Cosmological Constraints on Decoupled Dark Photons and Dark Higgs

TL;DR

This paper investigates how decoupled dark photons and dark Higgs particles, which weakly interact with the Standard Model, are constrained by early universe observations like BBN and CMB, providing new bounds on their properties.

Contribution

It provides new cosmological bounds on dark photon and dark Higgs parameters based on BBN and CMB data, including potential improvements from future experiments.

Findings

Dark photons with kinetic mixing parameter log ε ~ -10 to -17 are constrained for masses 1 MeV to 100 GeV.

Dark Higgs mixing angle log ε ~ -6 to -15 is constrained.

Future experiments like PIXIE could significantly improve these bounds.

Abstract

Any neutral boson such as a dark photon or dark Higgs that is part of a non-standard sector of particles can mix with its standard model counterpart. When very weakly mixed with the Standard Model, these particles are produced in the early Universe via the freeze-in mechanism and subsequently decay back to standard model particles. In this work, we place constraints on such mediator decays by considering bounds from Big Bang nucleosynthesis and the cosmic microwave background radiation.
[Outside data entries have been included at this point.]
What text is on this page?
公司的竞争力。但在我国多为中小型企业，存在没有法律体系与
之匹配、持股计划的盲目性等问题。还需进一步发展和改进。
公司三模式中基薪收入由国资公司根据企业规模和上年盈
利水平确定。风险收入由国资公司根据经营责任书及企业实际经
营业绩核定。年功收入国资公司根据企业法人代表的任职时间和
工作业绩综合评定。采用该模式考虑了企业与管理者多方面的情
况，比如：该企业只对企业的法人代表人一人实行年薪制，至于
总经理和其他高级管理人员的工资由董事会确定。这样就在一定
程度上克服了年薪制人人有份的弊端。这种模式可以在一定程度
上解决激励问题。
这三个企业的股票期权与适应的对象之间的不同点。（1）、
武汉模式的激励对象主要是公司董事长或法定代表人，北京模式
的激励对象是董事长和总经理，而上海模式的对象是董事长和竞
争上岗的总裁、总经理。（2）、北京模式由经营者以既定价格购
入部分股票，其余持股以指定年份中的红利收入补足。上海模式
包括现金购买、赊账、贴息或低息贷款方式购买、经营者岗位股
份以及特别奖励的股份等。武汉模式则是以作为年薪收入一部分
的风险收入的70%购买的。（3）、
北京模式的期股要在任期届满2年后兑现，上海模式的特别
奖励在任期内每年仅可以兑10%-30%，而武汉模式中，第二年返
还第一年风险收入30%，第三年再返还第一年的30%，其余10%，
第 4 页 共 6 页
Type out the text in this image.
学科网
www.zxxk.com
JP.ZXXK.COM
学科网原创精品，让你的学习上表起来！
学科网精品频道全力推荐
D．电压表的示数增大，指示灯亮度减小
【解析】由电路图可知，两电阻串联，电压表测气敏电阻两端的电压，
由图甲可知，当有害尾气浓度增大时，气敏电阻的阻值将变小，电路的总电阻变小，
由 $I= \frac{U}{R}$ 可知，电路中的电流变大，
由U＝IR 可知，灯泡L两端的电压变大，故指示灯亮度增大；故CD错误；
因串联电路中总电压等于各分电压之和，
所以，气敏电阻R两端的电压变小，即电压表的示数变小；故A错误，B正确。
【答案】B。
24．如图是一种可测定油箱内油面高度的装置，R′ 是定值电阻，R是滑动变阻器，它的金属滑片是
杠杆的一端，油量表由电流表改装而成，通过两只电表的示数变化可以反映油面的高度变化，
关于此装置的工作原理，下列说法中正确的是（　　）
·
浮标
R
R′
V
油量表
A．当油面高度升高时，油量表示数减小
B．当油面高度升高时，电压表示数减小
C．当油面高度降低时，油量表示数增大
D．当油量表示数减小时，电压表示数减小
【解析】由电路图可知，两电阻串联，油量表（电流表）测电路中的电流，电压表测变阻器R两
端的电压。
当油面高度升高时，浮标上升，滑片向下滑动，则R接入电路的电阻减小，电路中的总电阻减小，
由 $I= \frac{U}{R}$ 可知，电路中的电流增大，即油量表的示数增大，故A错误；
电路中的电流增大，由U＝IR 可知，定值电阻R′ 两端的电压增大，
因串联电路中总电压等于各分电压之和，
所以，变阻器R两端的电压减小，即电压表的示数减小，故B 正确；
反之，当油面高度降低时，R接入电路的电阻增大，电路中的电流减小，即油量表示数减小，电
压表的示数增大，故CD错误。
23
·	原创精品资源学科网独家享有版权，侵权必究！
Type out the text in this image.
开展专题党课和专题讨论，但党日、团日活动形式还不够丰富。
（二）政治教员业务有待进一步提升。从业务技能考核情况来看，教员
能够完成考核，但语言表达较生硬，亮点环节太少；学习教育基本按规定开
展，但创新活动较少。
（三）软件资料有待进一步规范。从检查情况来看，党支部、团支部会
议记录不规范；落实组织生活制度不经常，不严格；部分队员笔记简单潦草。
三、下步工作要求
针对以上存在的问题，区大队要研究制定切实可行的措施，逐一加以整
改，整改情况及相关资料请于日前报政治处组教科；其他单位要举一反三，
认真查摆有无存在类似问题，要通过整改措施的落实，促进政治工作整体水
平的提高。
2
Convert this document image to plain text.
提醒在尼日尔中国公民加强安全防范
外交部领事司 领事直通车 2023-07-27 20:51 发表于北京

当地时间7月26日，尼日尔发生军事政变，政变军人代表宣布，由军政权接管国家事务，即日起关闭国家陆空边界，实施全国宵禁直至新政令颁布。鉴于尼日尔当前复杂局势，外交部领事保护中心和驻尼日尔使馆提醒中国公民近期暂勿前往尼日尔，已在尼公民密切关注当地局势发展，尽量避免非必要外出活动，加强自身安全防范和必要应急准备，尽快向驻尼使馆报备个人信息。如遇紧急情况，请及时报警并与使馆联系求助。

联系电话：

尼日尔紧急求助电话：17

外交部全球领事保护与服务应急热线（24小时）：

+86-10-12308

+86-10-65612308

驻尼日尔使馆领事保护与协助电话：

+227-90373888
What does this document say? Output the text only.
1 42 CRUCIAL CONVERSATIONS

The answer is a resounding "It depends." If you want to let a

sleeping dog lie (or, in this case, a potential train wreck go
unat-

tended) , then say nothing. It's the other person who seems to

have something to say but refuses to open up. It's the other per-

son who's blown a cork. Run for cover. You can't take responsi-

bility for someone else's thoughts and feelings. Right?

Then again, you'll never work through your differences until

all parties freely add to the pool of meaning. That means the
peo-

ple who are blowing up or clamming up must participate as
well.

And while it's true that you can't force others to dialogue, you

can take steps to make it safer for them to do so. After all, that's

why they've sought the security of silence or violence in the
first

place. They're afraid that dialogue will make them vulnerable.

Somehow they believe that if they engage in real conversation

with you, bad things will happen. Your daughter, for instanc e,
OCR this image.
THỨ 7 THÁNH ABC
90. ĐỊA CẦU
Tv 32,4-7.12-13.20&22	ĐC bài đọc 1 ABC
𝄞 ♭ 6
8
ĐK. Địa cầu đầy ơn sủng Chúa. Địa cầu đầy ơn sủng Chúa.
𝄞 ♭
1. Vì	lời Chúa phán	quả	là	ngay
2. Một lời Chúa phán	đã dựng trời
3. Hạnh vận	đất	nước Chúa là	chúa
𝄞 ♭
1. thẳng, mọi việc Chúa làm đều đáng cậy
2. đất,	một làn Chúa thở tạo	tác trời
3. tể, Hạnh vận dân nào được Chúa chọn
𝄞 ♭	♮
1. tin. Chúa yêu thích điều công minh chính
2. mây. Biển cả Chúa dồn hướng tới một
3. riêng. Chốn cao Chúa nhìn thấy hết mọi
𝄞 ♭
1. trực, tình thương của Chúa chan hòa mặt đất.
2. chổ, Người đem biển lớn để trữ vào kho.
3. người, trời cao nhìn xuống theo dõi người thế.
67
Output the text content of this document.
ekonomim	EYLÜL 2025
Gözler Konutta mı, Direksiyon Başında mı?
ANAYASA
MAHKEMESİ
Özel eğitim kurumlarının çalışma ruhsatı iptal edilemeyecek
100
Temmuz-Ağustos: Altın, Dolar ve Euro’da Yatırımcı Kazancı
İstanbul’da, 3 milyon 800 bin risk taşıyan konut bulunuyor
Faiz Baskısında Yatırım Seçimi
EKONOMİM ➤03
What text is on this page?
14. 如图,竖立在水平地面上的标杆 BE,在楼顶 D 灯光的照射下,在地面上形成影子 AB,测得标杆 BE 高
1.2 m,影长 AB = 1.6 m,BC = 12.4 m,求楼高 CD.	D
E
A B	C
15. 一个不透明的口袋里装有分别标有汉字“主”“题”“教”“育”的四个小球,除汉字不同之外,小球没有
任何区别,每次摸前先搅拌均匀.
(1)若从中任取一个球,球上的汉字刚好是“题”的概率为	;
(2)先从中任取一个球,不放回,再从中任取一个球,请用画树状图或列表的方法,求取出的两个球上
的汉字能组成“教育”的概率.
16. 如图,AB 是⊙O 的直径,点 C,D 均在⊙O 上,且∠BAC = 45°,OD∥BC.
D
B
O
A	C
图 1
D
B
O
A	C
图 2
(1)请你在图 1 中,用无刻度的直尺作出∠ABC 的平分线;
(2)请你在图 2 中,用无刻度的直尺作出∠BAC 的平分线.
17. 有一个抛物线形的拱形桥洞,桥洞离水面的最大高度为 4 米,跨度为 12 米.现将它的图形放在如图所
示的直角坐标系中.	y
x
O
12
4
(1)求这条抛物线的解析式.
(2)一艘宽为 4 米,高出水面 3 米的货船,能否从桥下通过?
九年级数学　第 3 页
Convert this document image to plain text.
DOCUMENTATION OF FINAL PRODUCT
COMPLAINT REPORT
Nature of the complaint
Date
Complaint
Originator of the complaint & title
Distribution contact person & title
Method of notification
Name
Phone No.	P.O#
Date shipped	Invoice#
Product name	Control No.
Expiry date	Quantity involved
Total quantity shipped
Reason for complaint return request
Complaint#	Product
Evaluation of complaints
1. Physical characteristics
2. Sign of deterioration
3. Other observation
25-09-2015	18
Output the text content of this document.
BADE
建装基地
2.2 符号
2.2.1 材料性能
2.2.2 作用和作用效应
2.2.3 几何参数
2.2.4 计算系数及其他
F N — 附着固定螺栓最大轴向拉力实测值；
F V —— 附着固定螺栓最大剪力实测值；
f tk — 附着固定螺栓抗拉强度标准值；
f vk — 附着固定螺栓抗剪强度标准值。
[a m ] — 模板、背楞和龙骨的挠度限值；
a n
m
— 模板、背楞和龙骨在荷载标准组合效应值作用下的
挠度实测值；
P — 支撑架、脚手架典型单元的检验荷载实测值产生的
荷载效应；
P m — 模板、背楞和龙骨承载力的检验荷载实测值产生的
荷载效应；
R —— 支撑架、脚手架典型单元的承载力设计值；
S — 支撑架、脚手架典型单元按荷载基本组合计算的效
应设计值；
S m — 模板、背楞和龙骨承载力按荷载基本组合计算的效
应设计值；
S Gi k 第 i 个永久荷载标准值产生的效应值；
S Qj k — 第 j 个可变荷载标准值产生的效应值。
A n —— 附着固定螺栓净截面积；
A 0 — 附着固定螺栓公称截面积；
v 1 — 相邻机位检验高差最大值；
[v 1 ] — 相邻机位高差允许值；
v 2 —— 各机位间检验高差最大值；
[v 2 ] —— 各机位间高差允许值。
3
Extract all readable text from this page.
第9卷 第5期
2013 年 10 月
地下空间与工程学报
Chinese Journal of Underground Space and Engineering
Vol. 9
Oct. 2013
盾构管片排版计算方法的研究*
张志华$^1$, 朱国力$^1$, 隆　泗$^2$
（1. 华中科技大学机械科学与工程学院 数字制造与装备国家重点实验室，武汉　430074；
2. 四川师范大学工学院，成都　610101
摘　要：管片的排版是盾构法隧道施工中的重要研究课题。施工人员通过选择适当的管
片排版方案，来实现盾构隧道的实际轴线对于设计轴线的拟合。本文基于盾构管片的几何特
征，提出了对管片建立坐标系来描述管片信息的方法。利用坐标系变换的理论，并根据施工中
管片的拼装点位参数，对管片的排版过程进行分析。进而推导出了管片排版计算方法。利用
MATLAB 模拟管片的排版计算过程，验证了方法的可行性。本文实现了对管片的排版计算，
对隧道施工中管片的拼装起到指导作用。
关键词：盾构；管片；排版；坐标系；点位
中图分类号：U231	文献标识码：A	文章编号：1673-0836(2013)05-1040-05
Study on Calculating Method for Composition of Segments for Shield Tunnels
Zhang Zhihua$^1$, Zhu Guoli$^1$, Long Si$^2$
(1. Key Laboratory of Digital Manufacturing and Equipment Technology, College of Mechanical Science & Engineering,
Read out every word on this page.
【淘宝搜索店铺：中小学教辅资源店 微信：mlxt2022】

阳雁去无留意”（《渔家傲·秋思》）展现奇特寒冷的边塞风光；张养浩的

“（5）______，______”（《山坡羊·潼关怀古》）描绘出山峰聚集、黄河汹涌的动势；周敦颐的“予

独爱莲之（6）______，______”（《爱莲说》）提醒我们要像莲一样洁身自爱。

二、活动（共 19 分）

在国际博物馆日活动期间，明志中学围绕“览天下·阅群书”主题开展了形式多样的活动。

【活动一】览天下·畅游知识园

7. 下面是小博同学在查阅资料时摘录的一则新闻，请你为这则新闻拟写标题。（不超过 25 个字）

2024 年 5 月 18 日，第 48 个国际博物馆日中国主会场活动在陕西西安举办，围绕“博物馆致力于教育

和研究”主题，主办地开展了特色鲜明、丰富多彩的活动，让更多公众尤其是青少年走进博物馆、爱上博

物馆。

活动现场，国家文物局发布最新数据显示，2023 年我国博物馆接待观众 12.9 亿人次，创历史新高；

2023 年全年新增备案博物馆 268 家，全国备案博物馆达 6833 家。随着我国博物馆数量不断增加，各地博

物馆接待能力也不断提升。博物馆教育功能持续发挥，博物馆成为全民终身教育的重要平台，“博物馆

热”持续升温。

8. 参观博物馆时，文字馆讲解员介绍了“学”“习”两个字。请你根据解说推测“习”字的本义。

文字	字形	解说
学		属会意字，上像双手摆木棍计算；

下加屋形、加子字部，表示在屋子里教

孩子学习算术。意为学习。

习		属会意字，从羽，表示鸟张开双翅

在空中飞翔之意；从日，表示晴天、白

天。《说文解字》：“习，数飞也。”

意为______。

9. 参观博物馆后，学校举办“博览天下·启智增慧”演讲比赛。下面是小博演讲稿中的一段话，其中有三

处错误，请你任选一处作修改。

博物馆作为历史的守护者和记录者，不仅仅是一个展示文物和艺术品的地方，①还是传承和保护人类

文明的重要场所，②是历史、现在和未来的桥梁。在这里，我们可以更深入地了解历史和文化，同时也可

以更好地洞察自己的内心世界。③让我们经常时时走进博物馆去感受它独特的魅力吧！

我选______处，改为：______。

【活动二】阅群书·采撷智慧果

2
We find both nucleosynthesis and CMB can constrain dark photons with a kinetic mixing parameter between log {\epsilon} ~ -10 to -17 for masses between 1 MeV and 100 GeV. Similarly, the dark Higgs mixing angle {\epsilon} with the Standard Model Higgs is constrained between log {\epsilon} ~ -6 to -15. Dramatic improvement on the bounds from CMB spectral distortions can be achieved with proposed experiments such as PIXIE.